Global microlocal analysis on Rd with applications to hyperbolic partial differential equations and modulation spaces

This thesis treats different aspects of microlocal and time-frequency analysis, with particular emphasis on techniques involving multi-products of Fourier integral operators and one-parameter group properties for pseudodifferential operators. In the first part, we study a class of hyperbolic Cauchy problems, associated with linear operators and systems with polynomially bounded coefficients, variable multiplicities and involutive characteristics, globally defined on Rd. We prove well-posedness in Sobolev-Kato spaces, with loss of smoothness and decay at infinity. We also obtain results about propagation of singularities, in terms of wave-front sets describing the evolution of both smoothness and decay singularities of temperate distributions.
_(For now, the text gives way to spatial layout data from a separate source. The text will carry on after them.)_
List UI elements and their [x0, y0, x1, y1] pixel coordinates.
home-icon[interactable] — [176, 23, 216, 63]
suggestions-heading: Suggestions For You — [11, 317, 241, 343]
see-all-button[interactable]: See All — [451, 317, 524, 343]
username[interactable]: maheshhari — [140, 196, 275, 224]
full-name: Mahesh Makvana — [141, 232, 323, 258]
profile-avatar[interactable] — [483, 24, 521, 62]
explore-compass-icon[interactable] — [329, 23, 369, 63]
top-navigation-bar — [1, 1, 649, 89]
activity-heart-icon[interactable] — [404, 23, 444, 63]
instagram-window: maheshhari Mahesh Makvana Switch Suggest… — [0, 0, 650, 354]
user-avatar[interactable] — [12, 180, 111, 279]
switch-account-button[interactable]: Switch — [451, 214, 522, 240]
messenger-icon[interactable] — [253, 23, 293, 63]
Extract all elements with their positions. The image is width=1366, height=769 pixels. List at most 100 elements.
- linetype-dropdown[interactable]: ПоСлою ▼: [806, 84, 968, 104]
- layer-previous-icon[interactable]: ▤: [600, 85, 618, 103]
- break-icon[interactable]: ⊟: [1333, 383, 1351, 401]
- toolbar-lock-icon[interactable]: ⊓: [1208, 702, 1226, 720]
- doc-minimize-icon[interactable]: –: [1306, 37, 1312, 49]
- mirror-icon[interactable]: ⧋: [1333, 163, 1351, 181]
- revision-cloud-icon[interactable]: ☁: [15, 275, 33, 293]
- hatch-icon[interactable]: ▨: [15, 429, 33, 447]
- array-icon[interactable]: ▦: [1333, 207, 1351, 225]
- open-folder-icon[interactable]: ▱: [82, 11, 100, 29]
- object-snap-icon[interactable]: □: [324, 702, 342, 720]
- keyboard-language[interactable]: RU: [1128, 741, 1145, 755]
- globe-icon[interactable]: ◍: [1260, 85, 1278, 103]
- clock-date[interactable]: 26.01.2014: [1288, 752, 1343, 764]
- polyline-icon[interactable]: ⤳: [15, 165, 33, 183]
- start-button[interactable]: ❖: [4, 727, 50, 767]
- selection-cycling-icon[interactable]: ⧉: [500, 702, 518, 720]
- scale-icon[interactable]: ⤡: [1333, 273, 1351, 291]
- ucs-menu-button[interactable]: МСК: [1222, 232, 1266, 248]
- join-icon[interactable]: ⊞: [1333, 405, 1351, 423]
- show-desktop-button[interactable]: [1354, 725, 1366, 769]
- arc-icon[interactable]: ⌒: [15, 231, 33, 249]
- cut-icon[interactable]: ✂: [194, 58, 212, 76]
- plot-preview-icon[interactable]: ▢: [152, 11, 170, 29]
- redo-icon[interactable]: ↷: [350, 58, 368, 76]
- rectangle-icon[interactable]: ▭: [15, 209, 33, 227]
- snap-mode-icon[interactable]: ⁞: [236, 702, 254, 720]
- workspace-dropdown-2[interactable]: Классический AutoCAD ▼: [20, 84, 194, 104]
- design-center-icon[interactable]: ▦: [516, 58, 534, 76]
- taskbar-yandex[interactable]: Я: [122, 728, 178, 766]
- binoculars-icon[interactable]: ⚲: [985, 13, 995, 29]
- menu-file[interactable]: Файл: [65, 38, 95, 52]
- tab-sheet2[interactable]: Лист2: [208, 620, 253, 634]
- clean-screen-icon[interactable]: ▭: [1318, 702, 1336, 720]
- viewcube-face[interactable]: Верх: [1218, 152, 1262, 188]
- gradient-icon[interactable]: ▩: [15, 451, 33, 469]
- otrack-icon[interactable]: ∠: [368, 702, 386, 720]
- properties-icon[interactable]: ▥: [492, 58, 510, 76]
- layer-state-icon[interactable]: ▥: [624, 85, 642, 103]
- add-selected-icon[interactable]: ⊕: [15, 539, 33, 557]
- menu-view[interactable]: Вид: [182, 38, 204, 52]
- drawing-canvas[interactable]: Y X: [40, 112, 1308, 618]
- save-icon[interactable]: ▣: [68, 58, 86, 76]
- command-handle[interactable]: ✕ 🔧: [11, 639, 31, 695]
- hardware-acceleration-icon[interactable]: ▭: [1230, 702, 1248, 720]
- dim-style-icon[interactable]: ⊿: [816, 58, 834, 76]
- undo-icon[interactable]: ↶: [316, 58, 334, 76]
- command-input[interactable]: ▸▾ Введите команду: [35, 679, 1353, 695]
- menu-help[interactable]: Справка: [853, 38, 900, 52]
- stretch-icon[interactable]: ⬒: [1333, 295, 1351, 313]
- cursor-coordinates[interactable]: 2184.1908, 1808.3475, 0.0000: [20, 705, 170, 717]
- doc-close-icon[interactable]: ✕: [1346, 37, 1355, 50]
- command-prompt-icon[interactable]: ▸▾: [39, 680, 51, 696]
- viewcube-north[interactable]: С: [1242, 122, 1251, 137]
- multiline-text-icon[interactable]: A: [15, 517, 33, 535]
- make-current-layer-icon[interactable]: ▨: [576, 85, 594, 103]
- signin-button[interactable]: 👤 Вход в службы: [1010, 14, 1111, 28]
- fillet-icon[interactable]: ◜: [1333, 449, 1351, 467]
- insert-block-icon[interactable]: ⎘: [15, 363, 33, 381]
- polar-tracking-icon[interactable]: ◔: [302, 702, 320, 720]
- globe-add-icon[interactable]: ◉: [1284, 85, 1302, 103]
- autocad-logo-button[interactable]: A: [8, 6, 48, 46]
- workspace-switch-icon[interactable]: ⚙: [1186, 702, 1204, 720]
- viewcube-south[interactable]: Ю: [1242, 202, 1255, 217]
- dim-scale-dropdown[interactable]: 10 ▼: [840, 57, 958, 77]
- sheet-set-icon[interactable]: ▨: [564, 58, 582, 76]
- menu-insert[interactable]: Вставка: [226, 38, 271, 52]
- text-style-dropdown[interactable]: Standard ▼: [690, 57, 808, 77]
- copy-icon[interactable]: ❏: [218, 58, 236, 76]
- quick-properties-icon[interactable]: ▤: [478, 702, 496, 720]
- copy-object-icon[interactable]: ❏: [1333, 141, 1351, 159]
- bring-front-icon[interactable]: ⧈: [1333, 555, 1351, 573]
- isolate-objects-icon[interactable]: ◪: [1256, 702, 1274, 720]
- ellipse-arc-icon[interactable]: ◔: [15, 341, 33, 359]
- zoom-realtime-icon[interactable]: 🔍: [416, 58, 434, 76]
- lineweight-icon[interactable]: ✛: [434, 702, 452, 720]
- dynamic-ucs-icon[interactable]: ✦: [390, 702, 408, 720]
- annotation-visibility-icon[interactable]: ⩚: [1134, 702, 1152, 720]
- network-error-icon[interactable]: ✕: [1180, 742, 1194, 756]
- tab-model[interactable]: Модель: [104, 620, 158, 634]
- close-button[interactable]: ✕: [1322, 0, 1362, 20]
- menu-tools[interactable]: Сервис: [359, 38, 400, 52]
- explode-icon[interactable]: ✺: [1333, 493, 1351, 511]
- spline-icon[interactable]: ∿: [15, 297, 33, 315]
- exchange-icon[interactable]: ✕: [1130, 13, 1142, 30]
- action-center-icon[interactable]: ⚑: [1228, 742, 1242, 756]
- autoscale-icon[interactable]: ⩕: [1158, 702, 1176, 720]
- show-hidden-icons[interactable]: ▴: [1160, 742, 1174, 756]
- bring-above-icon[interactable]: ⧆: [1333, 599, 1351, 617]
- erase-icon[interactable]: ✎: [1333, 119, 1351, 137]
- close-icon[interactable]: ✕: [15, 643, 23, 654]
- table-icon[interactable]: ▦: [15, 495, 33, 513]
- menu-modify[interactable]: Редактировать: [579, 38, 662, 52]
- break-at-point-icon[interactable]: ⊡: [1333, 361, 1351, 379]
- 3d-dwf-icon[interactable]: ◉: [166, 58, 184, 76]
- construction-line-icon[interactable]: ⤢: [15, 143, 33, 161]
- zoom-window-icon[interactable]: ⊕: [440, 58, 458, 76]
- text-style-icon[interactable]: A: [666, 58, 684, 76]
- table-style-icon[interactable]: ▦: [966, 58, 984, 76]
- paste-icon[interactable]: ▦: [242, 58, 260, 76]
In the second part, we deduce lifting property for modulation spaces and construct explicit isomorpisms between them. To prove such results, we study one-parameter group properties for pseudo-differential operators with symbols in some Gevrey-Hörmander classes. Furthermore, we focus on some classes of pseudo-differential operators with symbols admitting anisotropic exponential growth at infinity. We deduce algebraic and invariance properties of these classes. Moreover, we prove mapping properties for these operators on Gelfand-Shilov spaces of type S and modulation spaces.